By utilizing the forced growth caused by rebase tokenenomics, [REDACTED] plans to Hoover up yield bearing governance tokens as the Treasury Collateral of their $BTRFLY token. In fact, just today while I was writing this up, I noticed that their treasury began it’s first rounds of purchasing, buying up $45M of CVX and $39M of CRV. What’d they do with it? Locked it up into Convex.
Here you can see the Convex locks. Look way out at today… That’s [REDACTED] in action.

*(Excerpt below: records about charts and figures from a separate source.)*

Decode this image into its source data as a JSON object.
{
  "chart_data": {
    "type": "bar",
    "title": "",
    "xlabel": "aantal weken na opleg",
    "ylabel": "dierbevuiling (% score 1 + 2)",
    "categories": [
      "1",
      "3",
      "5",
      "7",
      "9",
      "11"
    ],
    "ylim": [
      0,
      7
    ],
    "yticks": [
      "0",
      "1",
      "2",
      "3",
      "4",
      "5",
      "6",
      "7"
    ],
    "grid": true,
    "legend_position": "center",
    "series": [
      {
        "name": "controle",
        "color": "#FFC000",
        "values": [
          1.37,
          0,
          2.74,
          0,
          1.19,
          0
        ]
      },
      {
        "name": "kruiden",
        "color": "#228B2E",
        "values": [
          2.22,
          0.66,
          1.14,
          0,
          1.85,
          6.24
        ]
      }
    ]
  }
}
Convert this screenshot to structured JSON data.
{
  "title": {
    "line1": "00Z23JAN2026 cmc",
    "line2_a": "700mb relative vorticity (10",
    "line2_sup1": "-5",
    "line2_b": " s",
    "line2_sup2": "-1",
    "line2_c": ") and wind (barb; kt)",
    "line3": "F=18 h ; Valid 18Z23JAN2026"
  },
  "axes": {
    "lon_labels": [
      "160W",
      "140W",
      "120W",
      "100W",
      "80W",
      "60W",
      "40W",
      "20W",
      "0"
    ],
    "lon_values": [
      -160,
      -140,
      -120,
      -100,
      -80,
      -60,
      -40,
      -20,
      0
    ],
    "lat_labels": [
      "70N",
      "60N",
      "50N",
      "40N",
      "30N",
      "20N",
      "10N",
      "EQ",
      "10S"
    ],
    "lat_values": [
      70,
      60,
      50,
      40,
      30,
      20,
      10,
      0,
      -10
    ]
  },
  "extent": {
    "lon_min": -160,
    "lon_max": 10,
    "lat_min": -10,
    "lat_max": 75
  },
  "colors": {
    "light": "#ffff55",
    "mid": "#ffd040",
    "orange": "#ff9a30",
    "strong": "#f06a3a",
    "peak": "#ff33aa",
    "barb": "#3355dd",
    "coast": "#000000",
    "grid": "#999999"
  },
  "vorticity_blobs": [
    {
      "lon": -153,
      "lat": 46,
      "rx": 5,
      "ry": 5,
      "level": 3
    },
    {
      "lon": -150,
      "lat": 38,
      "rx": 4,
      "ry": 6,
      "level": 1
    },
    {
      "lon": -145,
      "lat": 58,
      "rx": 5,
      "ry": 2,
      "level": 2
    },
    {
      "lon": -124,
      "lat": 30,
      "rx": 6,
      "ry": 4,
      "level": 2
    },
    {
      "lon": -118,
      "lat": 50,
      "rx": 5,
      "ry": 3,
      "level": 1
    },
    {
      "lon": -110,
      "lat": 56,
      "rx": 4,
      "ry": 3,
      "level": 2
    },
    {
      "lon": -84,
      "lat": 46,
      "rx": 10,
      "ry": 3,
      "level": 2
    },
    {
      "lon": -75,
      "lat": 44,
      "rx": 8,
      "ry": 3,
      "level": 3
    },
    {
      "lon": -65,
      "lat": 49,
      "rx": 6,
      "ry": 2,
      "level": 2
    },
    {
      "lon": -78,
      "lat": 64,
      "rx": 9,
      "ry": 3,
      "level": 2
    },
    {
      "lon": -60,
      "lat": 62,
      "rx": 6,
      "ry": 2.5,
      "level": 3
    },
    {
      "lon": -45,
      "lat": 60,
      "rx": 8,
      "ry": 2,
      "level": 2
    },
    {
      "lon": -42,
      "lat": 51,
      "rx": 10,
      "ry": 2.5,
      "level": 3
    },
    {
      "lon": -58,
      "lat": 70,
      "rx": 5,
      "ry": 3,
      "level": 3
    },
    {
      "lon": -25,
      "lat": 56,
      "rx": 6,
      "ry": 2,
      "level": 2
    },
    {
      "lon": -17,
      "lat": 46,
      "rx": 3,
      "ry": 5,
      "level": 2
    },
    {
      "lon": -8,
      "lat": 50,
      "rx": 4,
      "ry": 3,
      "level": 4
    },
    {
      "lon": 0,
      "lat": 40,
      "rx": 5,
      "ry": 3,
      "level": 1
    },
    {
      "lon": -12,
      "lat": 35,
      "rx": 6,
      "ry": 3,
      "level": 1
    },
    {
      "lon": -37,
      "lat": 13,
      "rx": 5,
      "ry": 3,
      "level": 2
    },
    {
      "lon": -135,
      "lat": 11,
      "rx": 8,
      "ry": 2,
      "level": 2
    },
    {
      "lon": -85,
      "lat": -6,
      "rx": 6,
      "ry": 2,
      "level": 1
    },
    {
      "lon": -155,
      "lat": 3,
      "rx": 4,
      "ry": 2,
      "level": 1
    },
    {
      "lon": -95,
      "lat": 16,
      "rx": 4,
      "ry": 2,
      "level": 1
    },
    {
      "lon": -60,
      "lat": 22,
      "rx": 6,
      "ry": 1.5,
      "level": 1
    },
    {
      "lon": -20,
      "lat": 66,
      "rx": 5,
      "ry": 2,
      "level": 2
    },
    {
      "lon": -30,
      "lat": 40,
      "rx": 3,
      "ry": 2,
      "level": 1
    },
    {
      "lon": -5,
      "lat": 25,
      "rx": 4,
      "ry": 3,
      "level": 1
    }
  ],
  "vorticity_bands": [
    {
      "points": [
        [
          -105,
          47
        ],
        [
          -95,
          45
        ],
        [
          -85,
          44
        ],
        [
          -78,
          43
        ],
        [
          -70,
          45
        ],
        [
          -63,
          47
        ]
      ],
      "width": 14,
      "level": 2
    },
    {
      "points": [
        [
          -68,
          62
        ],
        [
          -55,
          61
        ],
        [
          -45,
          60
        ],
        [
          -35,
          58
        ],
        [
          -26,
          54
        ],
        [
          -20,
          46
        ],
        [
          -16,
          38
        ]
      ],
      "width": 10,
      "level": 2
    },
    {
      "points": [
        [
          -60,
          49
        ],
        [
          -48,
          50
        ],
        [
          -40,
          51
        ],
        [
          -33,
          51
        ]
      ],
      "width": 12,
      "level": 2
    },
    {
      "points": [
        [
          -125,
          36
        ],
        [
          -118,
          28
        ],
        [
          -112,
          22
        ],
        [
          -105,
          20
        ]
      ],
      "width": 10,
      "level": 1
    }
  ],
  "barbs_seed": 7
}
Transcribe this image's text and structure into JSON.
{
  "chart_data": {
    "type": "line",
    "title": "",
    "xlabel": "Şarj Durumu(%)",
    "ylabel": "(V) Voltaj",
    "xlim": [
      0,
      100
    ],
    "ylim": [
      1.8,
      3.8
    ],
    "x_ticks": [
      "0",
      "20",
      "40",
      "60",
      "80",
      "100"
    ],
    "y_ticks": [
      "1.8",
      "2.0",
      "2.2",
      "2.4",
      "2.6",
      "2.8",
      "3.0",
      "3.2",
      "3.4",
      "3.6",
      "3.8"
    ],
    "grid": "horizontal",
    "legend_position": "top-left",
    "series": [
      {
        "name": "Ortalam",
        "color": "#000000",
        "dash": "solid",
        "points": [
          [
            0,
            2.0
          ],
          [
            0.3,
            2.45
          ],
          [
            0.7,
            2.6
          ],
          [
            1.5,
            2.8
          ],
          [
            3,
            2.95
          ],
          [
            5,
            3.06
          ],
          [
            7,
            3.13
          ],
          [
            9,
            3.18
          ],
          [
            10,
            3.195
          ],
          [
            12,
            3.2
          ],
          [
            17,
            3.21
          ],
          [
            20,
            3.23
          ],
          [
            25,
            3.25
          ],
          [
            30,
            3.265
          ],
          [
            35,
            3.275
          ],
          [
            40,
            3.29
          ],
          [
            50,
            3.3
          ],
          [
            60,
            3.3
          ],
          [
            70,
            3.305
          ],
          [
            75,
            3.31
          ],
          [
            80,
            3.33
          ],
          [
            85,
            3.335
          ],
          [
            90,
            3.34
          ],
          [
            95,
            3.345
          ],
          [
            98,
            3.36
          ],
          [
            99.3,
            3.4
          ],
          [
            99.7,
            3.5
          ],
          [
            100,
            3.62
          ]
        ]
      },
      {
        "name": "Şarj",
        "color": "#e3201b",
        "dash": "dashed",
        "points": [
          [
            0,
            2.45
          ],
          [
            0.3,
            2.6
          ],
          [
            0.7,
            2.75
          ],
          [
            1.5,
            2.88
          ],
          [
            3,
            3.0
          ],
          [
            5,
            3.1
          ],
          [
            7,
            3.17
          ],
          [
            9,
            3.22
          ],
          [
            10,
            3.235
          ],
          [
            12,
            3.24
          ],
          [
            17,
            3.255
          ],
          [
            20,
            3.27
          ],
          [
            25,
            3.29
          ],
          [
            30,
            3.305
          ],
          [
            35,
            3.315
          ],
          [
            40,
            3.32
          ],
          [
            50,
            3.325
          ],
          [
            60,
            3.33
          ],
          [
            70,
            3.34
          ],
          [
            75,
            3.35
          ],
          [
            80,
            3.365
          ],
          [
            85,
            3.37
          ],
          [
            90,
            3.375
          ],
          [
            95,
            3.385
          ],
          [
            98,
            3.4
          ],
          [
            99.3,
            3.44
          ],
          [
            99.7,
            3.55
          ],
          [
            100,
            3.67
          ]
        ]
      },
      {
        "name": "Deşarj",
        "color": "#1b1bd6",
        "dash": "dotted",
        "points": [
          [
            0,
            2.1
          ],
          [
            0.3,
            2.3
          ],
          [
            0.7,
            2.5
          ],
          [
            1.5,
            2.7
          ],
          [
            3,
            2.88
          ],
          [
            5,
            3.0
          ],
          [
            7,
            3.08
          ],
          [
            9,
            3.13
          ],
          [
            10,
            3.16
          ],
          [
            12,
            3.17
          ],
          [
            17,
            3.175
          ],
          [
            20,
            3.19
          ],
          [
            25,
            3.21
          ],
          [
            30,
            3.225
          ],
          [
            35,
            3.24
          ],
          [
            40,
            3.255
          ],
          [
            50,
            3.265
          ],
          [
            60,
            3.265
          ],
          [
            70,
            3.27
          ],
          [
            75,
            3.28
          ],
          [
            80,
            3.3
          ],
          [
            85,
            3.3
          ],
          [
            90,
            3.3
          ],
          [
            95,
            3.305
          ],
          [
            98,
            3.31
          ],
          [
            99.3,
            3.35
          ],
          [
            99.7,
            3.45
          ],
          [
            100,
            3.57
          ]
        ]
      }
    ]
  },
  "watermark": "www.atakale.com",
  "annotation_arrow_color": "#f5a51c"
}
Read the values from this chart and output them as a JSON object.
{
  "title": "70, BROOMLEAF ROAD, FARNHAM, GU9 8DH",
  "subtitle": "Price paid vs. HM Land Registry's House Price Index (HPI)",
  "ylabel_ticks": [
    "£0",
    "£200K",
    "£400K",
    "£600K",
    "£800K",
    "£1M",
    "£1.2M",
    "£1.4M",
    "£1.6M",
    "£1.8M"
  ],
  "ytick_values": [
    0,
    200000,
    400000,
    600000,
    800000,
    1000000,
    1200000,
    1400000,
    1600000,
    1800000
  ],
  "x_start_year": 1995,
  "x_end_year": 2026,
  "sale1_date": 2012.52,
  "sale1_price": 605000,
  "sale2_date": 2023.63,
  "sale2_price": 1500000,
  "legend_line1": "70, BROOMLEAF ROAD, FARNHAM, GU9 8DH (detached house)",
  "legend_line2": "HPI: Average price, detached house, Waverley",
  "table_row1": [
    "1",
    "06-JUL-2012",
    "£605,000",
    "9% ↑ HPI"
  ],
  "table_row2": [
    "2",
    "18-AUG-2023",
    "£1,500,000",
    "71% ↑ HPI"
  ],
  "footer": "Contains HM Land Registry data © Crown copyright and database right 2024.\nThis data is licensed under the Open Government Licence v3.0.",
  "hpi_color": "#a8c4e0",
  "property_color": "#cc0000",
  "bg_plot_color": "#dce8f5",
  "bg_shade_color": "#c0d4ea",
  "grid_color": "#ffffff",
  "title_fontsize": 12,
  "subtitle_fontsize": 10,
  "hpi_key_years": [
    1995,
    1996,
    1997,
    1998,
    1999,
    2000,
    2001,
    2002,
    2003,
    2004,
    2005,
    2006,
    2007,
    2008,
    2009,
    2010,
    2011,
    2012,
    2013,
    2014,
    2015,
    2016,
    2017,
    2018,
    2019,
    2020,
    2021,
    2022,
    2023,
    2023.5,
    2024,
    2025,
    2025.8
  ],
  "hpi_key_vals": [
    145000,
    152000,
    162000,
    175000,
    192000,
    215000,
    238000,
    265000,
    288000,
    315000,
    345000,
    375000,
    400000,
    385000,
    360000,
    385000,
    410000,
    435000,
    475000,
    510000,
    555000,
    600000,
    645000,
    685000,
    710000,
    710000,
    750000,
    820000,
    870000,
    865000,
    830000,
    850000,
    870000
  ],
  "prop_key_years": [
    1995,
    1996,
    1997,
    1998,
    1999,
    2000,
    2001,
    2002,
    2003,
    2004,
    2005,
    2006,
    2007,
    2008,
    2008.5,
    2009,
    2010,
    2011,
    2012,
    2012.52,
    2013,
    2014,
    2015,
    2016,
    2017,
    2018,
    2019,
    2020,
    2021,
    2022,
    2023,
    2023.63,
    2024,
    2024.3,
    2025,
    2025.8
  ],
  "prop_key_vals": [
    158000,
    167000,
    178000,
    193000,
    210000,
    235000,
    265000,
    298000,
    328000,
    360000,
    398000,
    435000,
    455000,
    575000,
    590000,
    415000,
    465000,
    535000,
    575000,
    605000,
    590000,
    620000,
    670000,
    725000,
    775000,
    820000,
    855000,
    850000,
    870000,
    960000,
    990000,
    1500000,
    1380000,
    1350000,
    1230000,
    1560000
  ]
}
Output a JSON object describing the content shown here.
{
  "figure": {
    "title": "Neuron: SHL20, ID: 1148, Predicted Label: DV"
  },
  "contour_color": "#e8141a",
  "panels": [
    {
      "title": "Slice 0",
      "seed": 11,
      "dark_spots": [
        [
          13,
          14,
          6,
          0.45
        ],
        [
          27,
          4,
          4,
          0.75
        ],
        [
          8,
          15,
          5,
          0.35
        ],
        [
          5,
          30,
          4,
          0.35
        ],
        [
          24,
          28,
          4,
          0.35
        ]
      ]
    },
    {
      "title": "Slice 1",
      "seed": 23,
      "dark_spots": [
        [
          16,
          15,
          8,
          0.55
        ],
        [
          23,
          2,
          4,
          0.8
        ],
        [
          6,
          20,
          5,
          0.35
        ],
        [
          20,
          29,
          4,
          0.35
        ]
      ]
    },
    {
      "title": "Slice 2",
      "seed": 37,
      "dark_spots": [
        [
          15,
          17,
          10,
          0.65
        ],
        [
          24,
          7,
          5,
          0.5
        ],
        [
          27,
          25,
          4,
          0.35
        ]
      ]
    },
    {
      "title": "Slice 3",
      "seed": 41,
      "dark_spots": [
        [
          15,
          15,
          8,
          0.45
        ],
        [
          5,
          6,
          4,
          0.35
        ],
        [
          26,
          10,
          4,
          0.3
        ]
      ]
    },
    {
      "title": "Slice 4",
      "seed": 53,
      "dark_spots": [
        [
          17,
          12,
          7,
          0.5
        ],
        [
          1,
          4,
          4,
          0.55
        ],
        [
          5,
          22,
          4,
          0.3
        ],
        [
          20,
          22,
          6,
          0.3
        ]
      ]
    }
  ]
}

Before the buy… After the buy…
Annnnnd Locked!
Bent Finance
Another blackhole for CVX where you lock the CVX up for a yield in Bent. Currently this is sitting at 213.62% APR on your CVX locked. It’s an irreversible lockup. This protocol has experienced some hacks in the past so be careful!
Curvance - tbd?
Making a play off lending against the stablecoin LP pools and lockups. Yields will abound! Keep an eye out for updates on their website.
Bribe Protocol
Get paid for any governance token vote? The possibilities are endless! Link to their site.
Other Buyers
Alchemix, Abracadabra, BadgerDAO, StakeDAO, Frax, and many more are paying for bribes. They then get to accumulate CVX as rewards and or take that profit and buy up CVX. So there are a lot of well-endowed buyers out there who would be extremely unlikely to sell since this is how the protocol generates revenue.
Ok, well that’s a wrap. Yeah, just kidding! We’ve scratched the surface of how the flywheel spins in the Curve Wars, and the potential financial implications arising from that for holders of CVX. Keep an eye out for the next part of the story where we will look into potential growth opportunities for Convex and therefore the potential value that creates!
Stay safe out there!
RISKS & DISCLAIMERS
This was not paid content.
I’m not telling or suggesting that you do anything with your money.
Do your own research!
I’m not your advisor.
I’m not your mom.
I own CVX.
I’m just another smooth-brained ape out here in the wild.
Don’t share your seed phrase or private keys with anyone, ever!
I certainly will NEVER ask for them.
Understand what people mean when they say “there’s always contract risk” because that is really, actually, not a joke - hacks happen often and can be devastating.
Also, understand what regulatory risk means and consider it - we are on the bleeding edge of the decentralized economy, and anything can happen.